File Modification Date/Time 
File Access Date/Time 
File Inode Change Date/Time 

When photo from messenger is uploaded to imich it shown at date when was received, but after downloading it back from imich it losts this date and shown as today. Google photo has this issue as well.

Found #3900

stevenwalton commented 7 months ago

@Batwam , Sure metadata.service.ts:30 has some information but its not addressing the tags at hand. AND it is not a prioritization list, it is just an array. It's used here and here.

There doesn't appear to be logic that matches DateTimeOriginal and Date/Time Original either. And what The File dates aren't even there. And the lines above look like they're prioritizing sidecar data which my investigation shows to be utterly unreliable. Fwiw, until I switched over to Immich I had a more privacy maximal settings, and I do not think this is an unreasonable belief to assume many other users will be in a similar boat. Sidecar seems only reliable for: Album names, tagging of auxiliary information (such as people), photo description, and view count. It is not consistent with date time nor GPS (I've never been to Null Island but Immich sure thinks I have).

As @skynetua is pointing out, there are plenty of weird issues going on and you can find a lot of open issues with datetime. Certainly we should be at least supporting whatever Google Photos and iCloud are doing. But it also seems to be an evolving environment and as is typical, anything to do with time is just a mess. My domain expertise is not really going to help here (I'd be better providing support on the ML side) so all I can do is report what I see and make a suggestion that should really only be a launching point not a solution (better suited for someone that actually understands all this exif mess haha)

psyciknz commented 2 days ago

I believe there is a similar issue when using XMP files. Where they only contain a create/modify date. An asset (upon metadata refresh), then takes the XMP file date.
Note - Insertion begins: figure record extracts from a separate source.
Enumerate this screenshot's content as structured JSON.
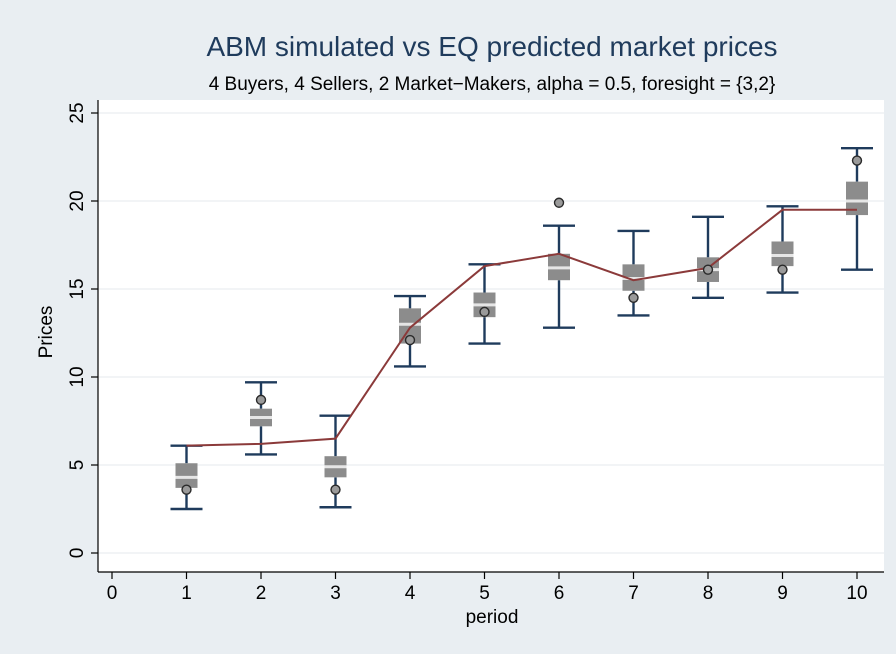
{
  "chart_data": {
    "type": "box",
    "title": "ABM simulated vs EQ predicted market prices",
    "subtitle": "4 Buyers, 4 Sellers, 2 Market−Makers, alpha = 0.5, foresight = {3,2}",
    "xlabel": "period",
    "ylabel": "Prices",
    "xlim": [
      0,
      10
    ],
    "ylim": [
      0,
      25
    ],
    "x_ticks": [
      0,
      1,
      2,
      3,
      4,
      5,
      6,
      7,
      8,
      9,
      10
    ],
    "y_ticks": [
      0,
      5,
      10,
      15,
      20,
      25
    ],
    "grid": "horizontal",
    "boxes": [
      {
        "period": 1,
        "whisker_low": 2.5,
        "q1": 3.7,
        "median": 4.3,
        "q3": 5.1,
        "whisker_high": 6.1,
        "outliers": [
          3.6
        ]
      },
      {
        "period": 2,
        "whisker_low": 5.6,
        "q1": 7.2,
        "median": 7.7,
        "q3": 8.2,
        "whisker_high": 9.7,
        "outliers": [
          8.7
        ]
      },
      {
        "period": 3,
        "whisker_low": 2.6,
        "q1": 4.3,
        "median": 4.9,
        "q3": 5.5,
        "whisker_high": 7.8,
        "outliers": [
          3.6
        ]
      },
      {
        "period": 4,
        "whisker_low": 10.6,
        "q1": 11.9,
        "median": 13.0,
        "q3": 13.9,
        "whisker_high": 14.6,
        "outliers": [
          12.1
        ]
      },
      {
        "period": 5,
        "whisker_low": 11.9,
        "q1": 13.4,
        "median": 14.1,
        "q3": 14.8,
        "whisker_high": 16.4,
        "outliers": [
          13.7
        ]
      },
      {
        "period": 6,
        "whisker_low": 12.8,
        "q1": 15.5,
        "median": 16.2,
        "q3": 17.0,
        "whisker_high": 18.6,
        "outliers": [
          19.9
        ]
      },
      {
        "period": 7,
        "whisker_low": 13.5,
        "q1": 14.9,
        "median": 15.6,
        "q3": 16.4,
        "whisker_high": 18.3,
        "outliers": [
          14.5
        ]
      },
      {
        "period": 8,
        "whisker_low": 14.5,
        "q1": 15.4,
        "median": 16.1,
        "q3": 16.8,
        "whisker_high": 19.1,
        "outliers": [
          16.1
        ]
      },
      {
        "period": 9,
        "whisker_low": 14.8,
        "q1": 16.3,
        "median": 16.9,
        "q3": 17.7,
        "whisker_high": 19.7,
        "outliers": [
          16.1
        ]
      },
      {
        "period": 10,
        "whisker_low": 16.1,
        "q1": 19.2,
        "median": 20.0,
        "q3": 21.1,
        "whisker_high": 23.0,
        "outliers": [
          22.3
        ]
      }
    ],
    "eq_line": {
      "x": [
        1,
        2,
        3,
        4,
        5,
        6,
        7,
        8,
        9,
        10
      ],
      "y": [
        6.1,
        6.2,
        6.5,
        12.8,
        16.3,
        17.0,
        15.5,
        16.2,
        19.5,
        19.5
      ]
    },
    "colors": {
      "box": "#8c8c8c",
      "median": "#e6e6e6",
      "whisker": "#1f3b5c",
      "outlier_fill": "#9a9a9a",
      "line": "#8b3a3a",
      "grid": "#e6eaee",
      "title": "#1f3b5c"
    }
  }
}
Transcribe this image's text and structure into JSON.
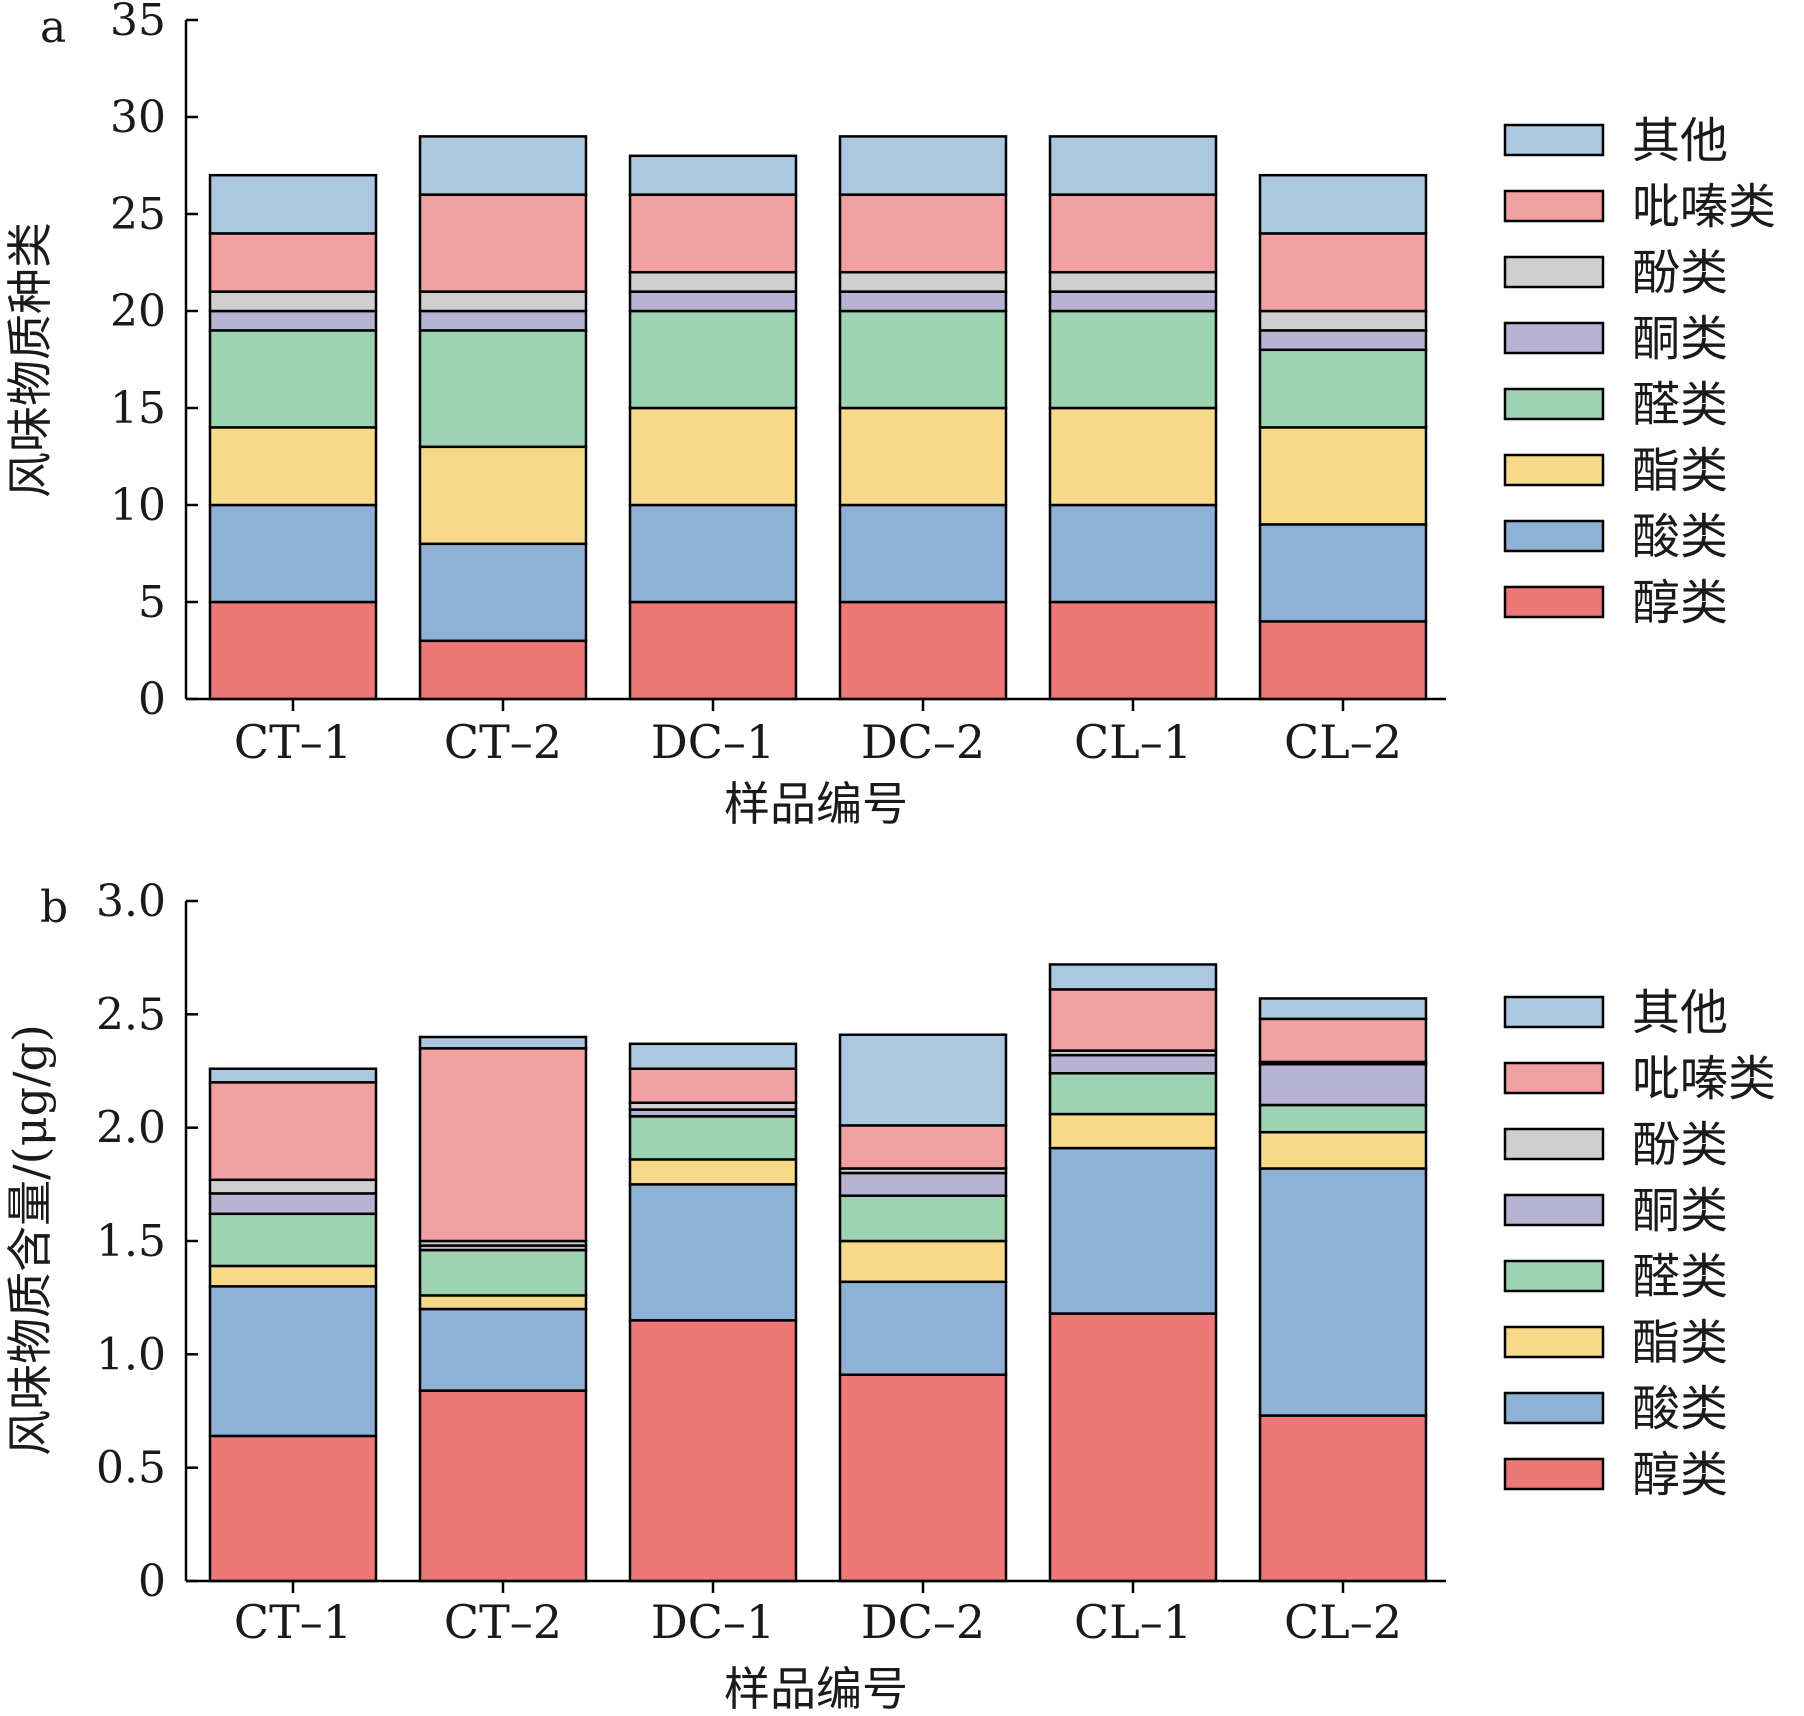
{
  "colors": {
    "醇类": "#ee7878",
    "酸类": "#8fb1d5",
    "酯类": "#f6da8a",
    "醛类": "#9ed3b1",
    "酮类": "#b7b3d3",
    "酚类": "#cfcfcf",
    "吡嗪类": "#f2a1a3",
    "其他": "#acc7e0"
  },
  "chart_data": [
    {
      "panel_label": "a",
      "type": "bar",
      "stacked": true,
      "categories": [
        "CT–1",
        "CT–2",
        "DC–1",
        "DC–2",
        "CL–1",
        "CL–2"
      ],
      "xlabel": "样品编号",
      "ylabel": "风味物质种类",
      "ylim": [
        0,
        35
      ],
      "yticks": [
        0,
        5,
        10,
        15,
        20,
        25,
        30,
        35
      ],
      "ytick_labels": [
        "0",
        "5",
        "10",
        "15",
        "20",
        "25",
        "30",
        "35"
      ],
      "legend_position": "right",
      "legend_order": [
        "其他",
        "吡嗪类",
        "酚类",
        "酮类",
        "醛类",
        "酯类",
        "酸类",
        "醇类"
      ],
      "series": [
        {
          "name": "醇类",
          "values": [
            5,
            3,
            5,
            5,
            5,
            4
          ]
        },
        {
          "name": "酸类",
          "values": [
            5,
            5,
            5,
            5,
            5,
            5
          ]
        },
        {
          "name": "酯类",
          "values": [
            4,
            5,
            5,
            5,
            5,
            5
          ]
        },
        {
          "name": "醛类",
          "values": [
            5,
            6,
            5,
            5,
            5,
            4
          ]
        },
        {
          "name": "酮类",
          "values": [
            1,
            1,
            1,
            1,
            1,
            1
          ]
        },
        {
          "name": "酚类",
          "values": [
            1,
            1,
            1,
            1,
            1,
            1
          ]
        },
        {
          "name": "吡嗪类",
          "values": [
            3,
            5,
            4,
            4,
            4,
            4
          ]
        },
        {
          "name": "其他",
          "values": [
            3,
            3,
            2,
            3,
            3,
            3
          ]
        }
      ]
    },
    {
      "panel_label": "b",
      "type": "bar",
      "stacked": true,
      "categories": [
        "CT–1",
        "CT–2",
        "DC–1",
        "DC–2",
        "CL–1",
        "CL–2"
      ],
      "xlabel": "样品编号",
      "ylabel": "风味物质含量/(μg/g)",
      "ylim": [
        0,
        3.0
      ],
      "yticks": [
        0,
        0.5,
        1.0,
        1.5,
        2.0,
        2.5,
        3.0
      ],
      "ytick_labels": [
        "0",
        "0.5",
        "1.0",
        "1.5",
        "2.0",
        "2.5",
        "3.0"
      ],
      "legend_position": "right",
      "legend_order": [
        "其他",
        "吡嗪类",
        "酚类",
        "酮类",
        "醛类",
        "酯类",
        "酸类",
        "醇类"
      ],
      "series": [
        {
          "name": "醇类",
          "values": [
            0.64,
            0.84,
            1.15,
            0.91,
            1.18,
            0.73
          ]
        },
        {
          "name": "酸类",
          "values": [
            0.66,
            0.36,
            0.6,
            0.41,
            0.73,
            1.09
          ]
        },
        {
          "name": "酯类",
          "values": [
            0.09,
            0.06,
            0.11,
            0.18,
            0.15,
            0.16
          ]
        },
        {
          "name": "醛类",
          "values": [
            0.23,
            0.2,
            0.19,
            0.2,
            0.18,
            0.12
          ]
        },
        {
          "name": "酮类",
          "values": [
            0.09,
            0.02,
            0.03,
            0.1,
            0.08,
            0.18
          ]
        },
        {
          "name": "酚类",
          "values": [
            0.06,
            0.02,
            0.03,
            0.02,
            0.02,
            0.01
          ]
        },
        {
          "name": "吡嗪类",
          "values": [
            0.43,
            0.85,
            0.15,
            0.19,
            0.27,
            0.19
          ]
        },
        {
          "name": "其他",
          "values": [
            0.06,
            0.05,
            0.11,
            0.4,
            0.11,
            0.09
          ]
        }
      ]
    }
  ]
}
I think there needs to be the ability to prioritise a date field. Ie a user can select that over everything else, the Exif date taken or Exif DateTimeOriginal takes priority over any other date. Only if that is missing should a file date be used.

It was discussed on discord here: https://discord.com/channels/979116623879368755/1257530194827411517 And rather than create a new issue as it does seem to be the same issue that is described here (date field priority). I chose to append to here. I can create new issue if preferred.